В подобных случаях самый бывалый мужчина может только пожать плечами и закурить папиросу. Септимус, столь же неопытный по части женщин, как новорожденное дитя, пришел в отчаяние от слез Эмми. Очевидно, нужно что-то сделать, чтобы ее утешить. Может быть, съездить в Неаполь и с помощью подкупленных полицейских доставить Мордаунта Принса обратно в Лондон? Но тут молодой человек вспомнил, что его текущий счет иссяк, и со вздохом отказался от этой блестящей мысли. Если бы только можно было посоветоваться с Зорой! Но он был связан словом: честь не позволяла ему выдать тайну Эмми, а в таких вещах Септимус был очень щепетилен. Что же он может сделать? Как ей помочь? Огонь в камине погас, и он машинально подбросил туда щипцами угля. Вернувшаяся с атласом Зора застала его задумчиво вытирающим щипцы о собственные волосы.
— Если я поеду вокруг света, — сказала Зора некоторое время спустя, когда они отыскали, наконец, на карте Южной Америки Вальпараисо, — а много ли найдется милых и образованных людей, которые сразу вам скажут, где он находится? — если я действительно поеду вокруг света, то возьму с собой и вас, и Эмми. Ей будет полезно немного попутешествовать. В последнее время у нее совсем больной вид.

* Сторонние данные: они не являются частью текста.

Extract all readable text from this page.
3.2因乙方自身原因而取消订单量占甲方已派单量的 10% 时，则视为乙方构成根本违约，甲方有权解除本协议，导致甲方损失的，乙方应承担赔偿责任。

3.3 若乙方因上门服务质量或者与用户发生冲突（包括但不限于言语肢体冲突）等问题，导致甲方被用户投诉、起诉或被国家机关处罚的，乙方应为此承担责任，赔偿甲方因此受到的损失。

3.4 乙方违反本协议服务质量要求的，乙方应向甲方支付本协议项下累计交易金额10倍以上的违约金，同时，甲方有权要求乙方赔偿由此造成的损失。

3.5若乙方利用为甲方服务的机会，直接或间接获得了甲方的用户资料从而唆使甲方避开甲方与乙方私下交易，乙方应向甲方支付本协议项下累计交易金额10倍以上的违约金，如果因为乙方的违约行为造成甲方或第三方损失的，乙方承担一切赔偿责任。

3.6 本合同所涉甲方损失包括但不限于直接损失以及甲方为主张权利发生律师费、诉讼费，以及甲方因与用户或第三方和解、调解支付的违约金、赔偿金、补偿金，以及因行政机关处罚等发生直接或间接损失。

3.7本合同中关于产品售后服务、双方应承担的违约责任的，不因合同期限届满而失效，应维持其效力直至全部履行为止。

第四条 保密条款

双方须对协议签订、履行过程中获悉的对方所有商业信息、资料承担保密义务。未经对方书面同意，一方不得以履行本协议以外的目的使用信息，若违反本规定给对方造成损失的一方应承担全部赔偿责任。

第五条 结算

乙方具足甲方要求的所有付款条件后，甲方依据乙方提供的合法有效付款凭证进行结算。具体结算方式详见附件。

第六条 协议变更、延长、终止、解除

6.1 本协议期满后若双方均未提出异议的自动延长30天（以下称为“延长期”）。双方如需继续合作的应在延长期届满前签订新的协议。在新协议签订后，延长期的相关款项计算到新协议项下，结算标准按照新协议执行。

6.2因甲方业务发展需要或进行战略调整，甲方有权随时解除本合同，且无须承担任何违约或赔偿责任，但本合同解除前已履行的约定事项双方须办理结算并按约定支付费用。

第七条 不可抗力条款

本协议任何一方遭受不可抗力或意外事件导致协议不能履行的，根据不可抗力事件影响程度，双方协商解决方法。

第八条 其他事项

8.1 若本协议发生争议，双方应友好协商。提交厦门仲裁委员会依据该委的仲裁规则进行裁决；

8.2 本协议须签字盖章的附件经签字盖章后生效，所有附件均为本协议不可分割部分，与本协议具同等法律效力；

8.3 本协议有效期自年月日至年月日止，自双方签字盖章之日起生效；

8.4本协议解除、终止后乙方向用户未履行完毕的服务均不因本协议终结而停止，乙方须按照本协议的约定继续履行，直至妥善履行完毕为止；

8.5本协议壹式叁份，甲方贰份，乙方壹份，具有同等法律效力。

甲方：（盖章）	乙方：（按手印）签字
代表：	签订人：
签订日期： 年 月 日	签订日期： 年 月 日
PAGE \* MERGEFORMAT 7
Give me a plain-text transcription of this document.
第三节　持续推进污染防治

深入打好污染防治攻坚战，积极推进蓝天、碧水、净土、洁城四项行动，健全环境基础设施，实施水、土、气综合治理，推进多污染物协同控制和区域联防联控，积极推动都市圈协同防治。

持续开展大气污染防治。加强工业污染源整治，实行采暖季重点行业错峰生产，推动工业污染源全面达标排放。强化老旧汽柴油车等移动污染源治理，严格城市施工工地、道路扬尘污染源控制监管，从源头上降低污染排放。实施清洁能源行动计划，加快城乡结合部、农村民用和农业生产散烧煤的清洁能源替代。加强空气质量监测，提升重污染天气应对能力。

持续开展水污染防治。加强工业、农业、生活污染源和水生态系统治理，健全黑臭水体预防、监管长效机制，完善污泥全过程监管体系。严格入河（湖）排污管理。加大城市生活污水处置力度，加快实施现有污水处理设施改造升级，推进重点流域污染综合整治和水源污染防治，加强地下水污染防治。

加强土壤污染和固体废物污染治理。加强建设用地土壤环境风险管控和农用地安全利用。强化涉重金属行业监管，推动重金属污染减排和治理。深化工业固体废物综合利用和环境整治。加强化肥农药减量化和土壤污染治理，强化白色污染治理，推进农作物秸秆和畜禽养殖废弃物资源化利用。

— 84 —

— Для нее это было бы превосходно.
— И для вас тоже, Септимус, — улыбнулась Зора, лукаво взглянув на него.
— Мне всегда хорошо там, где вы.
— Я думала об Эмми, а не о себе, — засмеялась она. — Если бы вы взяли на себя заботу о ней, это и для вас было бы превосходно.
— Она и багажа своего мне не доверит, не то что себя, — в свою очередь засмеялся Септимус, совершенно не догадываясь, к чему клонит Зора. — Вы ведь не доверили бы?

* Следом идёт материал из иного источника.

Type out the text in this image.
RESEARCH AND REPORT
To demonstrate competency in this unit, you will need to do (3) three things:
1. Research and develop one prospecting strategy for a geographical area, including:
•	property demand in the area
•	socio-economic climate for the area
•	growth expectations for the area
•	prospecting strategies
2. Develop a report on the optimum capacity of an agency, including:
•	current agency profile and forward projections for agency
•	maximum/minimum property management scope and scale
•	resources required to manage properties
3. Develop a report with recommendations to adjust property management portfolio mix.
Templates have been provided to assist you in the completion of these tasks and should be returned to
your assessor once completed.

— Я — другое дело. Мне, конечно, пришлось бы опекать вас обоих; но все-таки вы могли бы делать вид, что заботитесь об Эмми.

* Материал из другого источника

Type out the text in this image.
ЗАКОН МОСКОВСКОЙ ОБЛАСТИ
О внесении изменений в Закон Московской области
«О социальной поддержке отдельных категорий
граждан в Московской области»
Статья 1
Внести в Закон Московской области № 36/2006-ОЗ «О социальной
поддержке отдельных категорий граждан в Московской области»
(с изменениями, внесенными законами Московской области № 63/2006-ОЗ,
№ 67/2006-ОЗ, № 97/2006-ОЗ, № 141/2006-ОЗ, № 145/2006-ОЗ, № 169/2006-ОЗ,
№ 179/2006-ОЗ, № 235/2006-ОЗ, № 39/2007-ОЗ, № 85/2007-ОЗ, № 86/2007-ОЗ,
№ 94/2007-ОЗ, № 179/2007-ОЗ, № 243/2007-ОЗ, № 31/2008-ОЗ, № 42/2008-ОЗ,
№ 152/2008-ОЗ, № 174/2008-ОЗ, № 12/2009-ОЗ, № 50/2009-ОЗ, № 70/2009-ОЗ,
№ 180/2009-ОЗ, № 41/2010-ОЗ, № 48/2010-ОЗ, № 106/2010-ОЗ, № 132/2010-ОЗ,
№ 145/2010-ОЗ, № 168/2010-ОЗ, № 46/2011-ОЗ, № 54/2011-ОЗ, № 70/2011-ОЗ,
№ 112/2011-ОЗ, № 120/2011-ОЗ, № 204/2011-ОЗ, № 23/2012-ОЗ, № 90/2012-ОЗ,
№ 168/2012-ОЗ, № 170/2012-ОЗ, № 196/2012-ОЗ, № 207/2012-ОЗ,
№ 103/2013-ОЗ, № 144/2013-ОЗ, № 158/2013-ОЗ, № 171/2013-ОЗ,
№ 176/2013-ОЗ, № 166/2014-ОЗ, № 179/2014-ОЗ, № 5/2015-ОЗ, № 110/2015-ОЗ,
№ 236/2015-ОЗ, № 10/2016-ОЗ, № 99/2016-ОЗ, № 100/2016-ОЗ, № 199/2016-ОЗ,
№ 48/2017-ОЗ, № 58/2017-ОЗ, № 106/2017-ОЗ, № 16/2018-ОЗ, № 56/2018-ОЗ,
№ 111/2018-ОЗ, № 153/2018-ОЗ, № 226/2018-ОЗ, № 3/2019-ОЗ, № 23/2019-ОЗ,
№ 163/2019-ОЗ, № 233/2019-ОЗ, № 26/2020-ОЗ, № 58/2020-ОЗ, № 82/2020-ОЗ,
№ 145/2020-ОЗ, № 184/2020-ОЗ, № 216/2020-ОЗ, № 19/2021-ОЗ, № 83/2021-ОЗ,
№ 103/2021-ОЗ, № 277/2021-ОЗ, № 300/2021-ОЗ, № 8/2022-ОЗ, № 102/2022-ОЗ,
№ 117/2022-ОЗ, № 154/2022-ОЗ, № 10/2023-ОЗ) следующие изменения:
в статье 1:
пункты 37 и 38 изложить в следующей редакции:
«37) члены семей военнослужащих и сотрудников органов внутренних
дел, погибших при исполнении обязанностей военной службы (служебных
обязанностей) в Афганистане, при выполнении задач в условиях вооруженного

— Я готов сделать все, чтобы доставить вам удовольствие.
— В самом деле?
Они сидели за столом, разделенные атласом. Зора протянула руку и коснулась его руки. Свет лампы падал на ее волосы, превращая их в искрящееся золото. От ее обнаженной по локоть руки веяло благоуханным теплом. Прикосновение так взволновало Септимуса, что он вспыхнул весь, до корней своих торчащих в разные стороны волос. Хотел что-то сказать, но в горле у него вдруг пересохло, и язык прилип к гортани. Ему казалось, он уже с полчаса сидит так, растерянный, не находя слов, тупо глядя на сеть голубых жилок на ее руке. Септимус жаждал сказать ей, что его безумно волнует ее прикосновение, ее мерно дышащая грудь, что его любовь к ней безмерна, — и до смерти боялся, чтобы она не разгадала его тайны и не покарала за дерзость, как поступали без лишних разговоров Юнона, Диана и прочие богини, оскорбленные любовью простых смертных. В действительности молчание длилось, наверное, всего несколько секунд, потому что тотчас же он услышал ее голос:
— В самом деле? А знаете, какое самое большое удовольствие вы могли бы мне доставить? — Стать моим братом, моим настоящим братом.
Он с изумлением поднял на нее глаза.
— Вашим братом?
Она рассмеялась, весело и нетерпеливо, слегка ударила его по руке и встала. Септимус тоже поднялся.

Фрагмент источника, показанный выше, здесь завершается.